Driveways can be made from many different materials, but concrete is one of the most popular, durable and versatile. A concrete installation contractor can pour a concrete driveway, walkway, path or other hardscape feature for an average cost of $5–$6 per square foot. The driveway width determines how many cars can park in it side by side. Its length allows for tandem (stacked) parking or for a car to turn around. A single-car driveway is typically nine to 12 feet wide, and a two-car driveway should be 16 to 24 feet wide. For a single-car turnaround, you’ll need an area that is at least 10x20 feet. Joe Pilson, owner of Complete Concrete in Denver, Colorado, estimates that a typical driveway is about 500 square feet or about 10x50 feet long.
A standard concrete driveway costs $5–$6 per square foot. Curved driveways or those with other design features usually cost more because the pros have to build nonstandard forms for pouring the concrete. Complete Concrete charges $6 per square foot for a standard concrete driveway, which includes removal of the old driveway, but not all contractors factor in that cost.
When installing a driveway where previously there was none, contractors may need to prepare the ground by clearing trees and bushes (excavation), leveling the ground (grading), or performing other treatments to get the site ready for the concrete driveway. The more removal of trees and bushes required, the higher the overall cost. Most excavators charge $30–$50 per hour. Removing tree stumps can cost anywhere from $50 to $350 per stump or about $2–$3 per inch of diameter. Most grading contractors charge $50–$70 per hour, and total costs for a grading job can range from a few hundred dollars to a few thousand, depending on the work involved. Most experts recommend installing a concrete driveway on a base of four inches of compacted gravel with good drainage.
Instead of brick or other masonry, which can get expensive, more and more homeowners are opting for stamped concrete driveways and hardscapes. Complete Concrete typically charges $7–$12 per square foot to install stamped concrete driveways.
Adding a stamped concrete border is less expensive than stamping an entire driveway surface yet still adds visual interest. For a 500-square foot driveway that costs $3,000 to install, Pilson of Complete Concrete estimates that including a two-foot stamped concrete border would increase costs by about $1,500.
Color and visual interest
Concrete can mimic a variety of natural materials, including clay, masonry and stone. Adding effects such as engraving or using of two or more colors or patterns, increases costs to $12–$18 per square foot.
If a driveway must be installed on a surface with a steep slope, most contractors will charge more to cover the increased materials and labor needed.
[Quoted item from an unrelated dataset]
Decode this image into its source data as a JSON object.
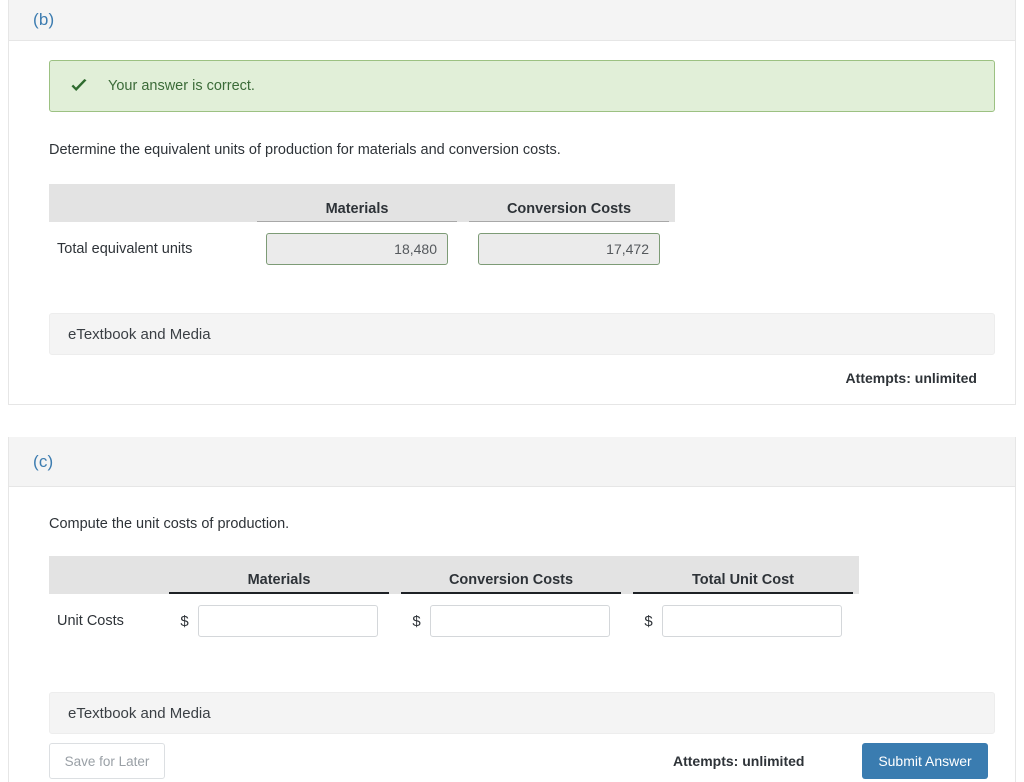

With a slope, contractors must install the driveway in sections reinforced with rebar. A severe slope or grade may also need additional grading to ensure proper drainage, which will also increase costs. Depending on the region, installing a sloped driveway will most likely require a building permit.
Adding built-in heat to a concrete driveway is a nice feature in regions where it snows in the winter. Adding a heat function to a concrete driveway may significantly increase the overall cost per square foot.